An Evangelical Mayor Threatens to End Rio’s Carnaval

Rio de Janeiro without Carnaval? Unimaginable! But Rio’s city hall and its revelers are currently at odds: Mayor Marcelo Crivella has announced he intends to slash public funding for the event by half.

He said the city will be transferring only 12 million reais (US$ 3.6 million) to the so-called “special group” of Rio’s 12 largest escolas de samba (samba clubs).

At the same time, he announced that clubs would be financially compensated with money from the tourism budget. But the association of the 12 largest schools, LIESA, released a statement saying that the event would have to go on without them should public funding be cut.

City hall has said that Mayor Crivella wants to invest the money in kindergartens instead. The Brazilian daily newspaper O Globo has written that investment is to double in that sector. But others beyond the directly affected samba schools have warned that far more than 12 million reais is at stake if Carnaval 2018 is actually canceled.

Many of the city’s some 70 smaller samba schools have also complained of inadequate funding. They say that so far only 80 percent of their promised funds have been paid out, and that they are already halting preparations because many vendors are refusing to extend credit after having heard the mayor’s announcement.

Official Carnaval groups have already had to make do with smaller budgets over the past several years. First, in 2016, the state of Rio de Janeiro cut the 6 million reais it had traditionally allotted for Carnaval. Then private sponsors throughout the country cut their own Carnaval financing due to Brazil’s deteriorating economic situation.

Nevertheless, Carnaval 2017 was a success: According to the city’s tourism office, Riotur, the event drew some 6 million people out onto the streets – more than 1 million of them tourists. Riotur estimated that the event generated some 3 billion reais (US$ 900 million) in revenue.

“One has to ask if he (Crivella) is unaware of that number,” said Cristina Fritsch, chairwoman of the Association of Brazilian Travel Agents in Rio de Janeiro (ABAV-RJ), “or if there are religious motives behind the move.”

Rise of the Evangelicals

The presumption that Mayor Crivella rejects Carnaval on religious grounds is nothing new. He is a bishop in the Universal Church of the Kingdom of God (IURD), an influential Pentecostal church in the center of Rio de Janeiro.

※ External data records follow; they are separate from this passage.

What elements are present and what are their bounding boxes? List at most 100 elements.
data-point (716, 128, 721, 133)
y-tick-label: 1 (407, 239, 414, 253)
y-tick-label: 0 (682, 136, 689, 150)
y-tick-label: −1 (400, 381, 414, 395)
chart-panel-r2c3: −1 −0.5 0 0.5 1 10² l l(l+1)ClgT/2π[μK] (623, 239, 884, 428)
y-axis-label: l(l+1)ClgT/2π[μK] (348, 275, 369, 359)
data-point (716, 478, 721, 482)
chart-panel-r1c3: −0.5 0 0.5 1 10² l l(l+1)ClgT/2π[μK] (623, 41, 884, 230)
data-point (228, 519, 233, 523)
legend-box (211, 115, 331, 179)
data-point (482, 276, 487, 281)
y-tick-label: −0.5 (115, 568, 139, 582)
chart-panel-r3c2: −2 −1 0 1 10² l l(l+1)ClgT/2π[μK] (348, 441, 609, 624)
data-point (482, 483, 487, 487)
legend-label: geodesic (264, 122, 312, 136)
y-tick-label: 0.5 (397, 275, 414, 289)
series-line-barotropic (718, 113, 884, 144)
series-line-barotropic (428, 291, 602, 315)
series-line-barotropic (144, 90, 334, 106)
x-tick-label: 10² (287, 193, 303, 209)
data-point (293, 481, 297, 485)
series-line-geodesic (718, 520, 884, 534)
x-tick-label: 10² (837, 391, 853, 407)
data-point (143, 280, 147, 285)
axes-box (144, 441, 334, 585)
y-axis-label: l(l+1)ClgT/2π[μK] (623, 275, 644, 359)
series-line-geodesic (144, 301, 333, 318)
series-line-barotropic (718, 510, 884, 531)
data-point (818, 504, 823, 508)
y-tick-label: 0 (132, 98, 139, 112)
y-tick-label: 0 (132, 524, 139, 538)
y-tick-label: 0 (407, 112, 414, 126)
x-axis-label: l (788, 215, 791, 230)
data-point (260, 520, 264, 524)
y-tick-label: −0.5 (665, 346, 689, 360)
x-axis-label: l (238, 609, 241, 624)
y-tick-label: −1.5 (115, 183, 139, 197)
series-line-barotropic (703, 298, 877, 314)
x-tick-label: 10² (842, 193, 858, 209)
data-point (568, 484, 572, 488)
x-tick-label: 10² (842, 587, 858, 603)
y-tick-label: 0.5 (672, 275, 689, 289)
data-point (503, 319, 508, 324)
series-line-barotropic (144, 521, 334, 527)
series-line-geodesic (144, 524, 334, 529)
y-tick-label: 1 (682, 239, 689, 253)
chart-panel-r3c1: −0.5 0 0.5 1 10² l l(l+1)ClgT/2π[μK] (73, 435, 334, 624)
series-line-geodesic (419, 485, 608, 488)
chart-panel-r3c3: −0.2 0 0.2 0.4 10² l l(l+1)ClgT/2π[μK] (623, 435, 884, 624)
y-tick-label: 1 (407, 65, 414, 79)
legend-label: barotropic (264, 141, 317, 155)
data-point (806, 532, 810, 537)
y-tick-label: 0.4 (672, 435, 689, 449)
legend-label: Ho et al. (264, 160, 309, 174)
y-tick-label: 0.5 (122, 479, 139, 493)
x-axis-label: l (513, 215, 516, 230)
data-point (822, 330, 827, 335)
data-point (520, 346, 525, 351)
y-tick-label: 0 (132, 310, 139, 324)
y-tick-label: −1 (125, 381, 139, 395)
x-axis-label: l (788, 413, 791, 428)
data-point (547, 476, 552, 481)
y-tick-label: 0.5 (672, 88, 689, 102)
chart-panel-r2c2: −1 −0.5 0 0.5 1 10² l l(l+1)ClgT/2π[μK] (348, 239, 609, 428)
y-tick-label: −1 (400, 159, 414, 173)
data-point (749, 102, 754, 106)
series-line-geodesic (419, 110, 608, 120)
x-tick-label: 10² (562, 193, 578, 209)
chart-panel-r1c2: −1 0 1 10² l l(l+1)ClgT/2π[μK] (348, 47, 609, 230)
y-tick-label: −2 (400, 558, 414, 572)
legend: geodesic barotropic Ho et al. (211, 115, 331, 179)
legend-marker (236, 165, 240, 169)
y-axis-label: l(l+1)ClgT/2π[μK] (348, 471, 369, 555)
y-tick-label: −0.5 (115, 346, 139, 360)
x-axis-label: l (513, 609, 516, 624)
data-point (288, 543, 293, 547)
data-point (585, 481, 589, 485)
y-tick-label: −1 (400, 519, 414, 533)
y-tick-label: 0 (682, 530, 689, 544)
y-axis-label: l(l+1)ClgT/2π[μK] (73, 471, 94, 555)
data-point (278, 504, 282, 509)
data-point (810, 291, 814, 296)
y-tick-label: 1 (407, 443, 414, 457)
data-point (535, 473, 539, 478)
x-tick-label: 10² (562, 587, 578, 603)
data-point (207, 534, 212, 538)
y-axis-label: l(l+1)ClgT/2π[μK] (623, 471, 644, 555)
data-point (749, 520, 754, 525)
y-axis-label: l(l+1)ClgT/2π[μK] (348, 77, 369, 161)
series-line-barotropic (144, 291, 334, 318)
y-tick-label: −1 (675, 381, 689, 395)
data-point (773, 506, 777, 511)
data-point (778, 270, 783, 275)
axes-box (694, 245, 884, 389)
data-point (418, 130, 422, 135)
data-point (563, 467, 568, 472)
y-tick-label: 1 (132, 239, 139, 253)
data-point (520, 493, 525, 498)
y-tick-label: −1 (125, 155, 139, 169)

Evangelical congregations hold their members to a strict puritan lifestyle. Such organizations have helped a large number of people find their way into, or back into, an orderly and often successful life.

Donations have enabled these free churches to develop into billion-dollar associations in many countries throughout the Americas. The IURD, for instance, operates Brazil’s second largest television network. Its founder, Edir Macedo, was listed among Brazil’s billionaires by the US magazine Forbes in 2017.

Meanwhile, one in five Brazilians claims to be a member of a Pentecostal church. Many evangelical leaders, inspired by their missionary success, have gone into politics. So far they have been successful on the legislative level, winning seats in national, state and local parliaments throughout the country.

Marcelo Crivella became the first evangelical to win an important executive post in Brazil when he was elected mayor of Rio. He won the direct election in Brazil’s second largest city with almost 60 percent of the vote.

“He did not make his faith a central aspect of his election campaign,” anthropologist Christina Vital, who has written a book on the topic, said. “But that was because he was hoping to reach non-evangelical voters.”

Crivella and Carnaval

In the meantime, doubts are growing as to whether he feels any responsibility toward the broad swath of the population that put him in office. Last February he affronted many Cariocas, as Rio’s residents are called, when he refused to appear at the traditional ceremony in which the mayor hands over the symbolic keys to the city to revelers. ABAV-RJ Chairwoman Fritsch called the move “an insult to the entire population.”
“It is a traditional ceremony; it has nothing to do with whether one likes Carnival or not,” she added.

In May, Crivella issued a decree stating that his Cabinet would be responsible for decisions on the issuing of permits for events expecting 1,000 or more visitors. Until then, that decision had fallen to Riotur, and that had apparently functioned quite well:

“If all of the documents were in order, it took an average of three days to get approval,” as Alan Sant’anna, chairman of the local event association, told O Globo. “The new process has a 30-day timetable.” Moreover, people are concerned that such decisions could be made according to political or religious motivations.

Political Compensation

The association of samba clubs did not mince words when it accused Mayor Crivella of going back on his word. The LIESA statement cited Crivella’s campaign promise to ensure that samba-school funding would remain at 2016 levels, and recalled that he even floated the idea of increasing the budget to expand the size of the event.

It is quite possible that Crivella is now using the situation to give a nod to his evangelical supporters. But the city’s major samba clubs have not given up hope.

The above-cited statement also said: “In light of the enormous economic and financial benefits of the event, the creation of jobs and income, as well as the acclaim that it brings in terms of Rio de Janeiro’s public image,” the group expects that solutions to the impasse can be found in common dialogue with city hall.